Sullo smaltimento dei rifiuti chimici di laboratorio

Si raccomanda che la disintossicazione di piccole quantità di rifiuti chimici pericolosi venga effettuata da personale qualificato.

Informazioni dettagliate sulla procedura da applicare sono riportate nelle modalità operative. I seguenti tipi di rifiuti pericolosi sono prodotti abitualmente durante il lavoro di laboratorio. Pertanto, vengono fornite alcune informazioni su come trattarli e smaltirli.

Residui chimici:
Possono essere smaltiti come residui chimici solo i materiali che.
- Hanno componenti noti,
- non sono classificati come esplosivi e
- non sono radioattivi.

Non devono contenere componenti altamente tossici come policloro-dibenzo-diossine e furani (PCDD/F), policloro-bifenili (PCB) o agenti bellici.

I contenitori dei rifiuti devono essere etichettati in modo appropriato, anche quelli più piccoli.

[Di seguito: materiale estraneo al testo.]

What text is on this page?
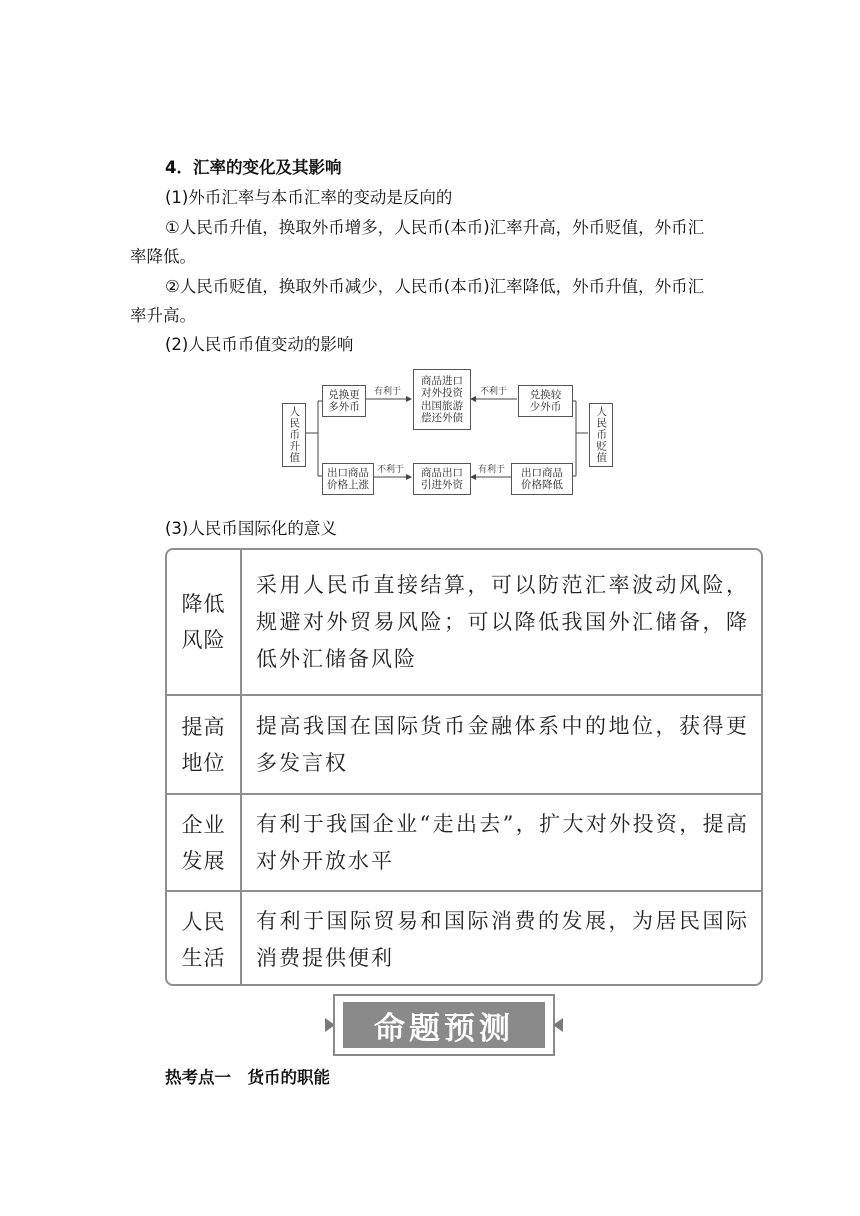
4．汇率的变化及其影响
(1)外币汇率与本币汇率的变动是反向的
①人民币升值，换取外币增多，人民币(本币)汇率升高，外币贬值，外币汇
率降低。
②人民币贬值，换取外币减少，人民币(本币)汇率降低，外币升值，外币汇
率升高。
(2)人民币币值变动的影响
人民币升值	人民币贬值
兑换更
多外币
商品进口
对外投资
出国旅游
偿还外债
兑换较
少外币
出口商品
价格上涨
商品出口
引进外资
出口商品
价格降低
有利于	不利于
不利于	有利于
(3)人民币国际化的意义
降低风险
采用人民币直接结算，可以防范汇率波动风险，规避对外贸易风险；可以降低我国外汇储备，降低外汇储备风险
提高地位
提高我国在国际货币金融体系中的地位，获得更多发言权
企业发展
有利于我国企业“走出去”，扩大对外投资，提高对外开放水平
人民生活
有利于国际贸易和国际消费的发展，为居民国际消费提供便利
命题预测
热考点一　货币的职能
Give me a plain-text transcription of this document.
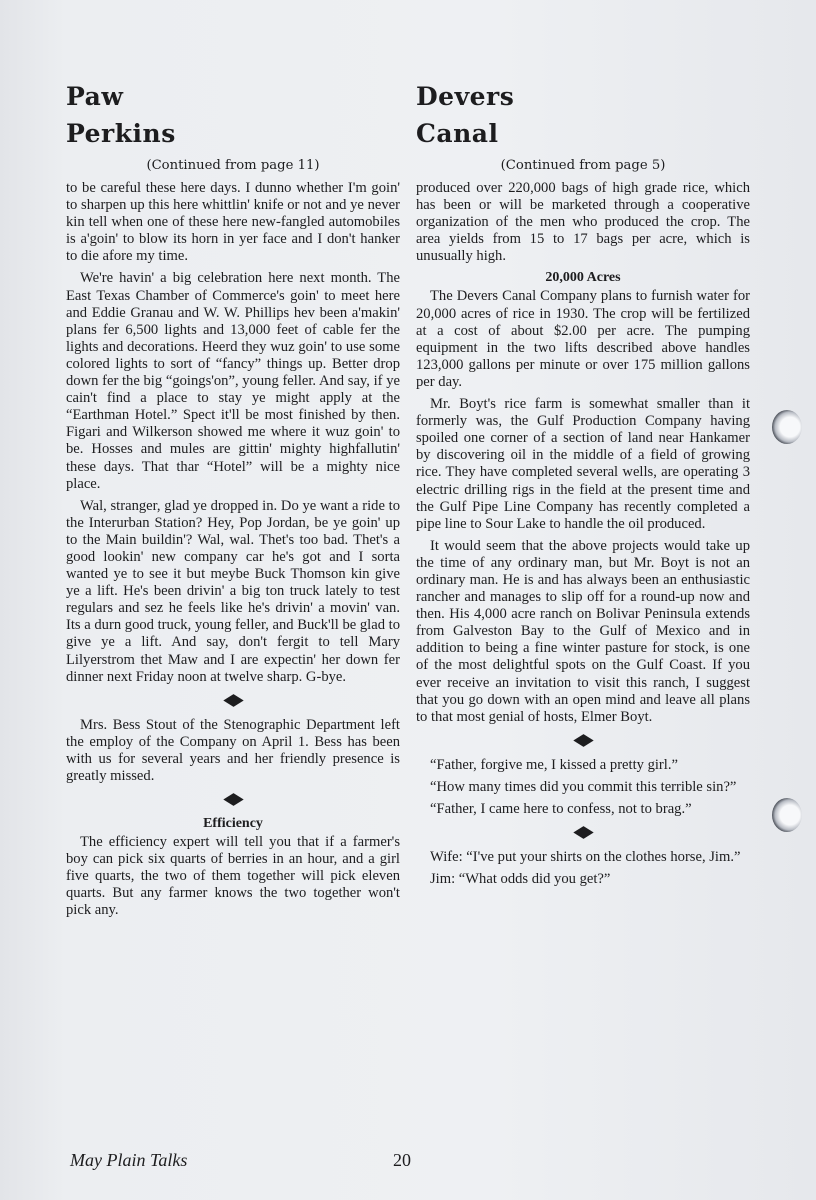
Paw
Perkins
(Continued from page 11)

to be careful these here days. I dunno whether I'm goin' to sharpen up this here whittlin' knife or not and ye never kin tell when one of these here new-fangled automobiles is a'goin' to blow its horn in yer face and I don't hanker to die afore my time.

We're havin' a big celebration here next month. The East Texas Chamber of Commerce's goin' to meet here and Eddie Granau and W. W. Phillips hev been a'makin' plans fer 6,500 lights and 13,000 feet of cable fer the lights and decorations. Heerd they wuz goin' to use some colored lights to sort of “fancy” things up. Better drop down fer the big “goings'on”, young feller. And say, if ye cain't find a place to stay ye might apply at the “Earthman Hotel.” Spect it'll be most finished by then. Figari and Wilkerson showed me where it wuz goin' to be. Hosses and mules are gittin' mighty highfallutin' these days. That thar “Hotel” will be a mighty nice place.

Wal, stranger, glad ye dropped in. Do ye want a ride to the Interurban Station? Hey, Pop Jordan, be ye goin' up to the Main buildin'? Wal, wal. Thet's too bad. Thet's a good lookin' new company car he's got and I sorta wanted ye to see it but meybe Buck Thomson kin give ye a lift. He's been drivin' a big ton truck lately to test regulars and sez he feels like he's drivin' a movin' van. Its a durn good truck, young feller, and Buck'll be glad to give ye a lift. And say, don't fergit to tell Mary Lilyerstrom thet Maw and I are expectin' her down fer dinner next Friday noon at twelve sharp. G-bye.

Mrs. Bess Stout of the Stenographic Department left the employ of the Company on April 1. Bess has been with us for several years and her friendly presence is greatly missed.

Efficiency

The efficiency expert will tell you that if a farmer's boy can pick six quarts of berries in an hour, and a girl five quarts, the two of them together will pick eleven quarts. But any farmer knows the two together won't pick any.

Devers
Canal
(Continued from page 5)

produced over 220,000 bags of high grade rice, which has been or will be marketed through a cooperative organization of the men who produced the crop. The area yields from 15 to 17 bags per acre, which is unusually high.

20,000 Acres

The Devers Canal Company plans to furnish water for 20,000 acres of rice in 1930. The crop will be fertilized at a cost of about $2.00 per acre. The pumping equipment in the two lifts described above handles 123,000 gallons per minute or over 175 million gallons per day.

Mr. Boyt's rice farm is somewhat smaller than it formerly was, the Gulf Production Company having spoiled one corner of a section of land near Hankamer by discovering oil in the middle of a field of growing rice. They have completed several wells, are operating 3 electric drilling rigs in the field at the present time and the Gulf Pipe Line Company has recently completed a pipe line to Sour Lake to handle the oil produced.

It would seem that the above projects would take up the time of any ordinary man, but Mr. Boyt is not an ordinary man. He is and has always been an enthusiastic rancher and manages to slip off for a round-up now and then. His 4,000 acre ranch on Bolivar Peninsula extends from Galveston Bay to the Gulf of Mexico and in addition to being a fine winter pasture for stock, is one of the most delightful spots on the Gulf Coast. If you ever receive an invitation to visit this ranch, I suggest that you go down with an open mind and leave all plans to that most genial of hosts, Elmer Boyt.

“Father, forgive me, I kissed a pretty girl.”

“How many times did you commit this terrible sin?”

“Father, I came here to confess, not to brag.”

Wife: “I've put your shirts on the clothes horse, Jim.”

Jim: “What odds did you get?”

May Plain Talks	20
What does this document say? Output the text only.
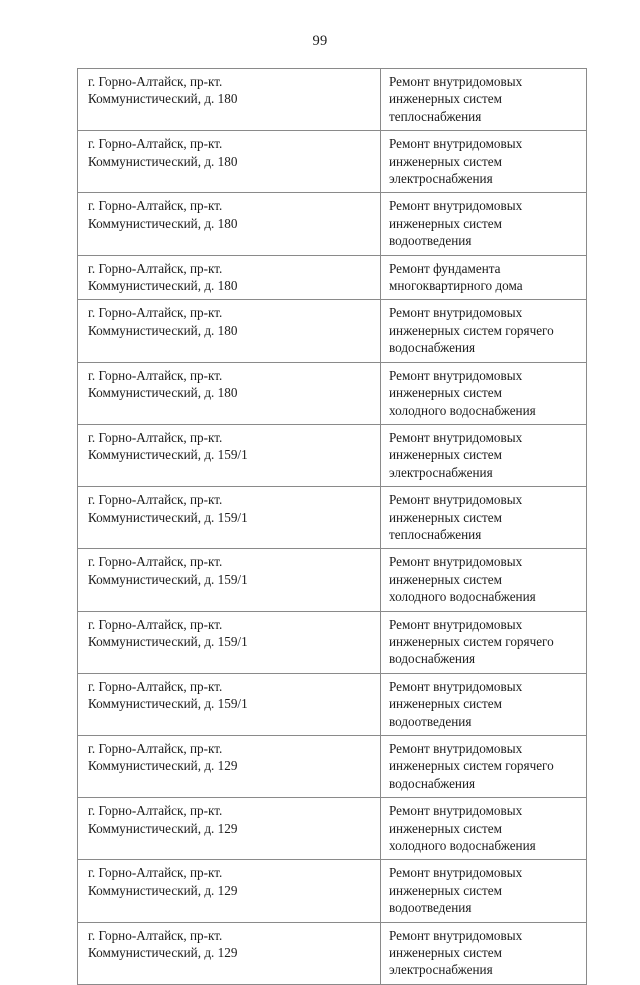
99
г. Горно-Алтайск, пр-кт.
Коммунистический, д. 180	Ремонт внутридомовых
инженерных систем
теплоснабжения

г. Горно-Алтайск, пр-кт.
Коммунистический, д. 180	Ремонт внутридомовых
инженерных систем
электроснабжения

г. Горно-Алтайск, пр-кт.
Коммунистический, д. 180	Ремонт внутридомовых
инженерных систем
водоотведения

г. Горно-Алтайск, пр-кт.
Коммунистический, д. 180	Ремонт фундамента
многоквартирного дома

г. Горно-Алтайск, пр-кт.
Коммунистический, д. 180	Ремонт внутридомовых
инженерных систем горячего
водоснабжения

г. Горно-Алтайск, пр-кт.
Коммунистический, д. 180	Ремонт внутридомовых
инженерных систем
холодного водоснабжения

г. Горно-Алтайск, пр-кт.
Коммунистический, д. 159/1	Ремонт внутридомовых
инженерных систем
электроснабжения

г. Горно-Алтайск, пр-кт.
Коммунистический, д. 159/1	Ремонт внутридомовых
инженерных систем
теплоснабжения

г. Горно-Алтайск, пр-кт.
Коммунистический, д. 159/1	Ремонт внутридомовых
инженерных систем
холодного водоснабжения

г. Горно-Алтайск, пр-кт.
Коммунистический, д. 159/1	Ремонт внутридомовых
инженерных систем горячего
водоснабжения

г. Горно-Алтайск, пр-кт.
Коммунистический, д. 159/1	Ремонт внутридомовых
инженерных систем
водоотведения

г. Горно-Алтайск, пр-кт.
Коммунистический, д. 129	Ремонт внутридомовых
инженерных систем горячего
водоснабжения

г. Горно-Алтайск, пр-кт.
Коммунистический, д. 129	Ремонт внутридомовых
инженерных систем
холодного водоснабжения

г. Горно-Алтайск, пр-кт.
Коммунистический, д. 129	Ремонт внутридомовых
инженерных систем
водоотведения

г. Горно-Алтайск, пр-кт.
Коммунистический, д. 129	Ремонт внутридомовых
инженерных систем
электроснабжения
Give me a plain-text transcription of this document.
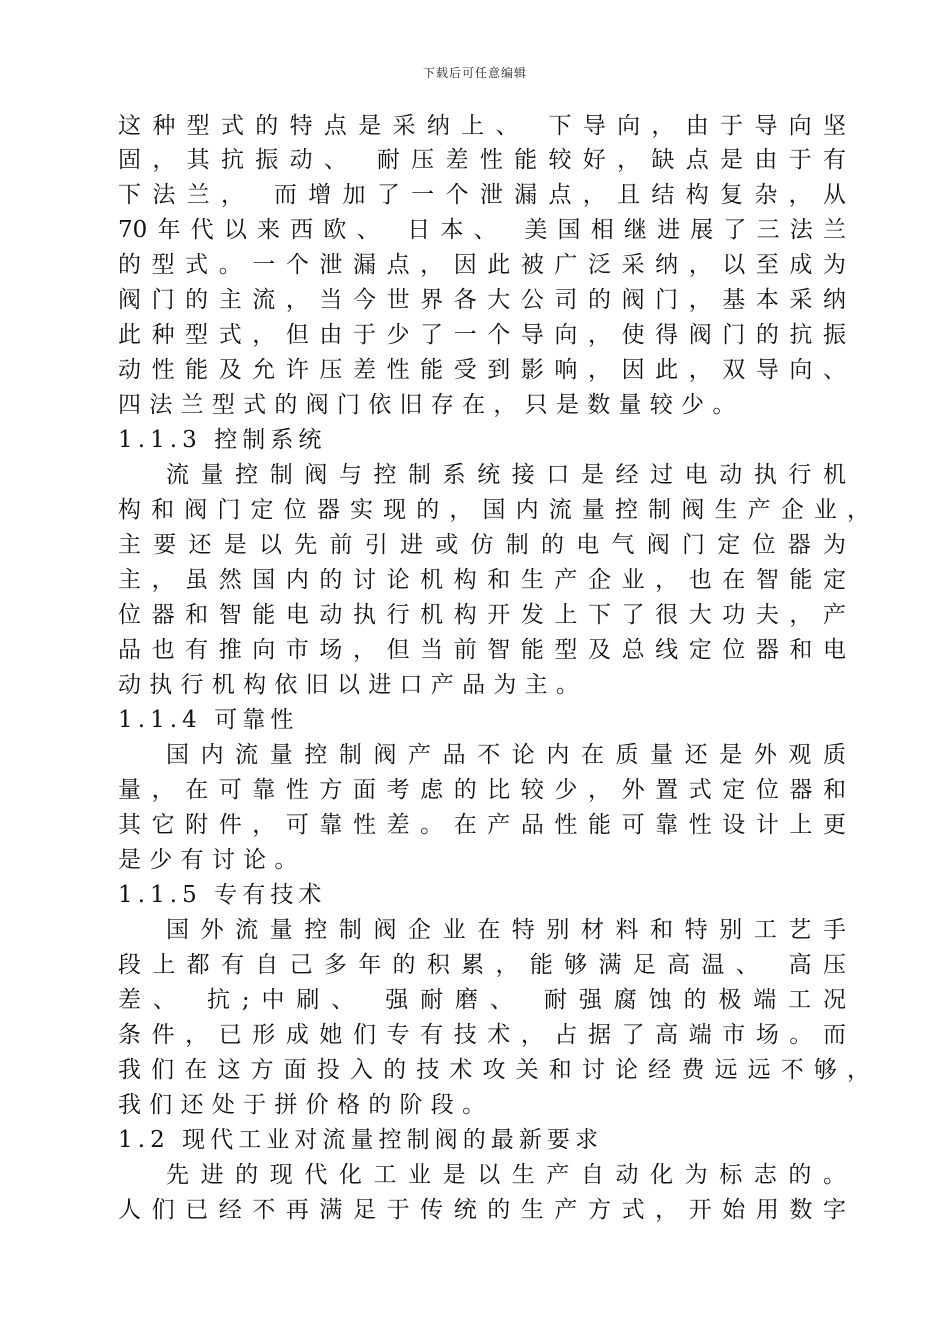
下载后可任意编辑
这种型式的特点是采纳上、 下导向，由于导向坚
固，其抗振动、 耐压差性能较好，缺点是由于有
下法兰， 而增加了一个泄漏点，且结构复杂，从
70年代以来西欧、 日本、 美国相继进展了三法兰
的型式。一个泄漏点，因此被广泛采纳，以至成为
阀门的主流，当今世界各大公司的阀门，基本采纳
此种型式，但由于少了一个导向，使得阀门的抗振
动性能及允许压差性能受到影响，因此，双导向、
四法兰型式的阀门依旧存在，只是数量较少。
1.1.3 控制系统
流量控制阀与控制系统接口是经过电动执行机
构和阀门定位器实现的，国内流量控制阀生产企业，
主要还是以先前引进或仿制的电气阀门定位器为
主，虽然国内的讨论机构和生产企业，也在智能定
位器和智能电动执行机构开发上下了很大功夫，产
品也有推向市场，但当前智能型及总线定位器和电
动执行机构依旧以进口产品为主。
1.1.4 可靠性
国内流量控制阀产品不论内在质量还是外观质
量，在可靠性方面考虑的比较少，外置式定位器和
其它附件，可靠性差。在产品性能可靠性设计上更
是少有讨论。
1.1.5 专有技术
国外流量控制阀企业在特别材料和特别工艺手
段上都有自己多年的积累，能够满足高温、 高压
差、 抗;中刷、 强耐磨、 耐强腐蚀的极端工况
条件，已形成她们专有技术，占据了高端市场。而
我们在这方面投入的技术攻关和讨论经费远远不够，
我们还处于拼价格的阶段。
1.2 现代工业对流量控制阀的最新要求
先进的现代化工业是以生产自动化为标志的。
人们已经不再满足于传统的生产方式，开始用数字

Le bottigliette e le fiale dei corsi di laboratorio possono essere raccolte insieme nei contenitori per materiali solidi ed etichettate come, ad esempio, "prodotti di sintesi di un corso di chimica inorganica in fiale". In caso di sostanze chimiche sconosciute (ad esempio in fiale non etichettate) si raccomanda di chiarire il tipo di composto.

Le sostanze chimiche classificate in determinati gruppi di rifiuti devono essere smaltite in conformità a tali gruppi. Il caso dell'acido cloridrico può essere preso come esempio. È assegnato al gruppo di rifiuti "Acidi inorganici, miscele acide e mordenti". Ciò significa che l'HCl non deve essere smaltito come rifiuto chimico.

I vecchi composti chimici in contenitori adeguatamente chiusi possono essere offerti ad altri gruppi o istituti per un ulteriore utilizzo. Dovrebbero essere smaltiti solo se non c'è nessuno interessato ad avere tali sostanze entro un periodo di tempo ragionevole.

È anche possibile restituire i prodotti chimici o i solventi in eccesso al produttore degli stessi.